The decision from the High Court came in relation to Wright Hassall LLP v Morris(1)
Mr Morris (“the Defendant”) was the administrator of two companies (“the Companies”) who themselves were involved in litigation proceedings as defendants. The claim against the Defendant was brought by Wright Hassall LLP (“the Claimant”), the firm of solicitors who had agreed to represent the Companies.
The Claimant and the Companies had entered into two conditional fee arrangements (“CFAs”): one for the initial advice given, and one for conducting the litigation. In 2009, following the conclusion of litigation involving the Companies, the Claimant issued a claim form for unpaid invoices against “Mr Duncan Roderick Morris, theAdministratorof [the companies]”. The Defendant pleaded in his defence that the contract had been made with the third parties and not with him personally.
On the issue of the enforceability of the CFAs, the Court found in favour of the Claimant. Liability was established, with damages to be assessed, and the Claimant was to be awarded its costs. The order was made naming “Mr Duncan R Morris (Administratorfor [the Companies]” as the defendant.
The Companies did not have sufficient assets to satisfy the order, and the Claimant issued fresh proceedings against the Defendant in his personal capacity. They argued that the Defendant should be personally liable, and the fact that he had been referred to as the administrator for the Companies was irrelevant.
Further the Claimant argued that an analogy should be drawn between the position of an Insolvency Practitioner and that of a trustee. Trustees are personally responsible for contracts entered into in the execution of a trust, and therefore are personally liable even if sued as trustee. The Court rejected this argument on the basis that a trust has no separate legal personality and therefore a trustee is personally liable for obligations entered into, whereas an insolvent estate is a separate legal entity and can therefore be represented by an agent.
The Court concluded that, in general, where litigation is brought against an administrator arising out of contracts entered into by him as administrator, the cause of action lies against the company only. An administrator’s powers are set out in the Insolvency Act 1986, which provides that when exercising their powers under this act the administrator of a company acts as its agent. This principle contained in the Insolvency Act 1986 means that an administrator will not normally incur personal responsibility for obligations entered into. This is a general rule and the fact that an obligation was entered into by someone acting as an agent does not necessarily exclude their personal liability. On the facts of the case it was evident that the common basis on which the parties had proceeded was that the Defendant was acting as an agent.

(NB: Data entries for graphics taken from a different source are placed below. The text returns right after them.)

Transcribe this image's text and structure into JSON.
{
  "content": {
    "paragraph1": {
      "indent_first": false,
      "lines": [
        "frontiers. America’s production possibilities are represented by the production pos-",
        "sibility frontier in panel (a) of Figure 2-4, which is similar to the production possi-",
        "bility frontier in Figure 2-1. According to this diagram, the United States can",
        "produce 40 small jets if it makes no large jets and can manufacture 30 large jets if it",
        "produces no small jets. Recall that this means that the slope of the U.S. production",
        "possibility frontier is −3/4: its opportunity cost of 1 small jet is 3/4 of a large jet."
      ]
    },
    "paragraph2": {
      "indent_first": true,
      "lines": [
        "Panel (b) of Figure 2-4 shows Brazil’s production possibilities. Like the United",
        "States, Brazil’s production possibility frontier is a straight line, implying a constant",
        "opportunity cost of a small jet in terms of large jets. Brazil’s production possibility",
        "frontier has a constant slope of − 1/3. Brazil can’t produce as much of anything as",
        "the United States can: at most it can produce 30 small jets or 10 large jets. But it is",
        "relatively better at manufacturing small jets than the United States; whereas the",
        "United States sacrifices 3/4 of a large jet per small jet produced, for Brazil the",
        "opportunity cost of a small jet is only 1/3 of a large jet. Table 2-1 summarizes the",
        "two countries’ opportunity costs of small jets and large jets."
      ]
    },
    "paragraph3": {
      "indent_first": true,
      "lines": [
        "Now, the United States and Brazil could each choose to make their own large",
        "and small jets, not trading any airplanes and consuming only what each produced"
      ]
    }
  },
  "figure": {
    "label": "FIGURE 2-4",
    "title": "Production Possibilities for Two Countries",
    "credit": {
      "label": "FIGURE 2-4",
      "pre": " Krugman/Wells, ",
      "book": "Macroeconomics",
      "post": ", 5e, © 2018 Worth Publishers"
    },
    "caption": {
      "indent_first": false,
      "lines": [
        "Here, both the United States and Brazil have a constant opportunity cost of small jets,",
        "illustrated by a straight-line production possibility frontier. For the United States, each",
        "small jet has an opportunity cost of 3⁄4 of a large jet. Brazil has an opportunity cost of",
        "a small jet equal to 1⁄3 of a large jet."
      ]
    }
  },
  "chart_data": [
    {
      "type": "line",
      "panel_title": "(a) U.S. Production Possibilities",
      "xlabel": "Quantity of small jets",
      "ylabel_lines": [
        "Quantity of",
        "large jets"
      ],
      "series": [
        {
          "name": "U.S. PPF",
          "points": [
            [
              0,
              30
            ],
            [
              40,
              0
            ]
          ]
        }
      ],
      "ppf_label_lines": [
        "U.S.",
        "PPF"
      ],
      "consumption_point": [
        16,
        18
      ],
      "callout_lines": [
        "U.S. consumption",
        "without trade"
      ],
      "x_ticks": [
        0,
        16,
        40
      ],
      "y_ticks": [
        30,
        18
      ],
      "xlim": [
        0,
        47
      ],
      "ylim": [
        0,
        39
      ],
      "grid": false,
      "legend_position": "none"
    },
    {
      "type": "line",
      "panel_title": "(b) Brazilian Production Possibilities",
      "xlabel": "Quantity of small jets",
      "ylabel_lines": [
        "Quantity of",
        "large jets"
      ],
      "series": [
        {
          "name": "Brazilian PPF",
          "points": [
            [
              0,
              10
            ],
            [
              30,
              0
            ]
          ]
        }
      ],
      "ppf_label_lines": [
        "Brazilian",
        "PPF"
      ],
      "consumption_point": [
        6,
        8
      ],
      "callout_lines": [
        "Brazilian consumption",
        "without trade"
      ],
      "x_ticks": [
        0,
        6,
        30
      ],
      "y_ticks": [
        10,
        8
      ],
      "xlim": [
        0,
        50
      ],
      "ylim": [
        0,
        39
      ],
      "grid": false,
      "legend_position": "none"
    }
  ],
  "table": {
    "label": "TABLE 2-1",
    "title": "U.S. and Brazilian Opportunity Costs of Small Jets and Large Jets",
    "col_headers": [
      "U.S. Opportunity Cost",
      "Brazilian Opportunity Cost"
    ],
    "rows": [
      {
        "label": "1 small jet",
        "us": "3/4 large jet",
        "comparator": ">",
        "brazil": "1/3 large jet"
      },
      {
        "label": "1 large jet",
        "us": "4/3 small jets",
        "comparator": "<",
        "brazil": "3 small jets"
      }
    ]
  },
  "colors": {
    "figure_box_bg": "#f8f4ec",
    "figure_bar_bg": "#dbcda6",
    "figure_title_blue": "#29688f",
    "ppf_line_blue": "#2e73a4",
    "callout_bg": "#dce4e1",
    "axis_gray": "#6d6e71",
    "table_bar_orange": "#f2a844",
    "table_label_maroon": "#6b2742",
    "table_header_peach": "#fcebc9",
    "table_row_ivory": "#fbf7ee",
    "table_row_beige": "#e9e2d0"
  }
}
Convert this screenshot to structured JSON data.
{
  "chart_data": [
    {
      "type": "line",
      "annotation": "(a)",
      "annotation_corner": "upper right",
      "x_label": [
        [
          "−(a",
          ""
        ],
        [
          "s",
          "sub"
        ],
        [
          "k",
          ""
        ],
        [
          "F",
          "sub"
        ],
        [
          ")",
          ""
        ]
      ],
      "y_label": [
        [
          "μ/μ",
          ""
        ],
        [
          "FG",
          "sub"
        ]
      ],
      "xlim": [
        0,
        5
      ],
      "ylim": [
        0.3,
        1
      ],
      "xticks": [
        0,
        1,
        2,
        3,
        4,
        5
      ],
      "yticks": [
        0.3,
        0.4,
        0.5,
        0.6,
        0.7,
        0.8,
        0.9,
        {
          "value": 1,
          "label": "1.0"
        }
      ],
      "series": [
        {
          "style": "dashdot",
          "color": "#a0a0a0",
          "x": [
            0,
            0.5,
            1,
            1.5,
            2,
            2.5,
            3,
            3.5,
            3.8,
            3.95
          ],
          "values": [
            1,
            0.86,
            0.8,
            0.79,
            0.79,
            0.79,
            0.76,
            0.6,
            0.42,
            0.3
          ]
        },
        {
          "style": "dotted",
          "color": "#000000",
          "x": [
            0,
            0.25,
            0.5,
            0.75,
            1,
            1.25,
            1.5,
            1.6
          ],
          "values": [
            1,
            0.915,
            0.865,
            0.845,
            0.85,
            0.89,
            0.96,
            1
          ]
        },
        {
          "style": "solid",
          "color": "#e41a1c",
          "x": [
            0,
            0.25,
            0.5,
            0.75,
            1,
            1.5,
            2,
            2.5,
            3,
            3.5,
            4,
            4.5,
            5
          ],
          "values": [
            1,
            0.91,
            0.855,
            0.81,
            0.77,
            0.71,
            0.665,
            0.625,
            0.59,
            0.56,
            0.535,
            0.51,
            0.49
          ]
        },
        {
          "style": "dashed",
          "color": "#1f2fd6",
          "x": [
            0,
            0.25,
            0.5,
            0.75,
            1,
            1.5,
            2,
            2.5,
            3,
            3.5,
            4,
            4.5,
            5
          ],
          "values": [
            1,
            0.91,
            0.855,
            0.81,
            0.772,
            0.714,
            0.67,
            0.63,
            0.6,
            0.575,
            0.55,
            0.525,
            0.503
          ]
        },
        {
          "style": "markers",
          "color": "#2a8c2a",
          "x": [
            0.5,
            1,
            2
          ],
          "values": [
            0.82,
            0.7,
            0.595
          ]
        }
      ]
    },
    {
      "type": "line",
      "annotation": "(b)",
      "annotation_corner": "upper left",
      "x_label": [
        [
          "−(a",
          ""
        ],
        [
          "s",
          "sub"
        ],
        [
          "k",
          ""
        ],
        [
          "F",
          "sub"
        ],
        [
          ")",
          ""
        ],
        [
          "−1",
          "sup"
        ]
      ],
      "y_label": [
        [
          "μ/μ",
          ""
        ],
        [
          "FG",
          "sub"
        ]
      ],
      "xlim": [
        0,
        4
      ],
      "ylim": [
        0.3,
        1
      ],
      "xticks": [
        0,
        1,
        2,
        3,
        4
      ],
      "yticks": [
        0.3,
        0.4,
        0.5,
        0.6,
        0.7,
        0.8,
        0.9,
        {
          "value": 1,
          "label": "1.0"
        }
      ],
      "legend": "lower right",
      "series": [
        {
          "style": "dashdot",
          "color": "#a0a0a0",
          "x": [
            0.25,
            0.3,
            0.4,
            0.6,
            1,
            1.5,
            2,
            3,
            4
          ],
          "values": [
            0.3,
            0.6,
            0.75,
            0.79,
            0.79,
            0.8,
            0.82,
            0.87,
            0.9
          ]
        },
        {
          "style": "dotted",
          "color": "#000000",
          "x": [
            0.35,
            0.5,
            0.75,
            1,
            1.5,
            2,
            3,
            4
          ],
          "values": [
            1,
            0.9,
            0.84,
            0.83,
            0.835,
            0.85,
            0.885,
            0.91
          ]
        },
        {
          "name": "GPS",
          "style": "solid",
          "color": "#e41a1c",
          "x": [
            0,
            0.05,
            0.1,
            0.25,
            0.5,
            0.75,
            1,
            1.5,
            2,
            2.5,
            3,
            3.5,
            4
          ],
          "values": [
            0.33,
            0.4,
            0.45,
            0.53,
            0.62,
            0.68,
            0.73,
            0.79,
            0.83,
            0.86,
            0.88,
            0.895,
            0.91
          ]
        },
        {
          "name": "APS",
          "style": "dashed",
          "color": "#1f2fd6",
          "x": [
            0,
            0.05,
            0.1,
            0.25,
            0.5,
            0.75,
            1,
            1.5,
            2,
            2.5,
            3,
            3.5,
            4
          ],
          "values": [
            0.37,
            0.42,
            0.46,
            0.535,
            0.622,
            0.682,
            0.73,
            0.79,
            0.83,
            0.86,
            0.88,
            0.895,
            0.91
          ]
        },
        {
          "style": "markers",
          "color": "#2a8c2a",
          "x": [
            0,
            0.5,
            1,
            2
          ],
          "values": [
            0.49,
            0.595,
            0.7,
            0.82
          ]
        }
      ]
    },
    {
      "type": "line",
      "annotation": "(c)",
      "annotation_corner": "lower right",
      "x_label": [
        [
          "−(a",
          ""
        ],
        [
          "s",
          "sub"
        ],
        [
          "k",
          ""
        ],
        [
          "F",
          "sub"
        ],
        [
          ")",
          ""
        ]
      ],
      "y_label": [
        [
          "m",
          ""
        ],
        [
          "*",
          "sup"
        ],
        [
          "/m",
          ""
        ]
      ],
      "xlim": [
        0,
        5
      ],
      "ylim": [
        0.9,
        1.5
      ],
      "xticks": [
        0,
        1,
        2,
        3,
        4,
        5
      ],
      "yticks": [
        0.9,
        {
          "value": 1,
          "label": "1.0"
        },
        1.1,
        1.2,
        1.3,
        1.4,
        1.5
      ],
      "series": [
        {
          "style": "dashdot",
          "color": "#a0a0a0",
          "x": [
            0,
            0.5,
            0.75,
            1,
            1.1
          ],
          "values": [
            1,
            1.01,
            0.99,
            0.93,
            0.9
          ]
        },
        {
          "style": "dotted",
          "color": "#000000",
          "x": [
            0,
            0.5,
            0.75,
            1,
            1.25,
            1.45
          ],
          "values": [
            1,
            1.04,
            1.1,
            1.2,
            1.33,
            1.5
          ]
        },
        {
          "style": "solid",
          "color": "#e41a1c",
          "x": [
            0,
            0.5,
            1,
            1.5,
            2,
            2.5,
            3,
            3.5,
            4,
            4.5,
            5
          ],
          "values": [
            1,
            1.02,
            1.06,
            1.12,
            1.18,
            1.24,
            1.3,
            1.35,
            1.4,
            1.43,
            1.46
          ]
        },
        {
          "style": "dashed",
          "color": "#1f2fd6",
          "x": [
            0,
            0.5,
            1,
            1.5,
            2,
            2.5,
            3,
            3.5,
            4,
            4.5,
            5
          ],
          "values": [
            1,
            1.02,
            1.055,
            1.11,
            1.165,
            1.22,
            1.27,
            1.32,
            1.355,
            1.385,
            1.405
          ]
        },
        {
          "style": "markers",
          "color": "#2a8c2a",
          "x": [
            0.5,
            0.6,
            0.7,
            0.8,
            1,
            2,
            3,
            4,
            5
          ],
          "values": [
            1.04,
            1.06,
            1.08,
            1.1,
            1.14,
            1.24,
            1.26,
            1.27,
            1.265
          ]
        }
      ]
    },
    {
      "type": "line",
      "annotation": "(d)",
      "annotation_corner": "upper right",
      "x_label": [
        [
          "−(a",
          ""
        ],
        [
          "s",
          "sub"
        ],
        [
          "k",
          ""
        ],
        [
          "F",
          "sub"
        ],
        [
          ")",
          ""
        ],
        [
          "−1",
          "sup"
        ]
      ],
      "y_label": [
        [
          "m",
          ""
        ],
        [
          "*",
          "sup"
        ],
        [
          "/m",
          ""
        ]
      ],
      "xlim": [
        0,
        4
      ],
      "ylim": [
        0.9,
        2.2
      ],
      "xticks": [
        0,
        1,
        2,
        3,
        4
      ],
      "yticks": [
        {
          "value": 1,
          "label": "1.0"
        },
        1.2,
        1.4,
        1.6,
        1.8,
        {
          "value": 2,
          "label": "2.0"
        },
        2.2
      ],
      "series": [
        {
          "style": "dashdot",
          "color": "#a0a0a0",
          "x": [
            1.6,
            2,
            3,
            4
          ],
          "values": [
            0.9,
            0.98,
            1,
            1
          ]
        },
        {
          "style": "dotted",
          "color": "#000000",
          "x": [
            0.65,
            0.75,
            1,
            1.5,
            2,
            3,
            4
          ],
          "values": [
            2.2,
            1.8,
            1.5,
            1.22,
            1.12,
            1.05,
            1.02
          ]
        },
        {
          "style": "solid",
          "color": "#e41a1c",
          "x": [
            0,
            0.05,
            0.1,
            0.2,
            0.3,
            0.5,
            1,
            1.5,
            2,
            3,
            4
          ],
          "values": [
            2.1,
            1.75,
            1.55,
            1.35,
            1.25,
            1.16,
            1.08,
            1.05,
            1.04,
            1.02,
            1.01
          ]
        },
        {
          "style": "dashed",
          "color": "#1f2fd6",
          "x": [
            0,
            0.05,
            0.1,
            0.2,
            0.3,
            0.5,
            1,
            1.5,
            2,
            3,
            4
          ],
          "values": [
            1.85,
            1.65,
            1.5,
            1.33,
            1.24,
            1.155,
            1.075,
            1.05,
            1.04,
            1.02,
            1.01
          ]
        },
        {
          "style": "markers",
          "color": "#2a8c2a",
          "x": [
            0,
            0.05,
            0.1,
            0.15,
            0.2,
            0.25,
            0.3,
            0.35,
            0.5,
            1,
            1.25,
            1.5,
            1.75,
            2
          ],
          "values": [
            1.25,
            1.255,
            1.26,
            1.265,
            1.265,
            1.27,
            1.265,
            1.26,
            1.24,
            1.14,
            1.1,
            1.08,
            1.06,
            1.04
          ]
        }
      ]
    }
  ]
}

Insolvency Practitioners who may have feared potentially facing considerable bills will meet the outcome of this case with relief as the Court has maintained their protection against costs orders in litigation brought against them. However, the outcome of the decision was to a certain extent case-specific and there are no guarantees that personal liability will be avoided if it appears from the facts that both parties had proceeded on the basis that there would be personal liability. Although the lack of a disclaimer against personal liability will certainly not indicate definitively that the parties intend that there should be personal liability, it may be something that you should consider making clear in negotiations or the agreement itself.
The outcome of this case does not affect the general principle developed by the courts that an Insolvency Practitioner may be personally liable for costs in an action that he brings acting in this capacity.
The above is not legal advice; it is intended to provide information of general interest about current legal issues.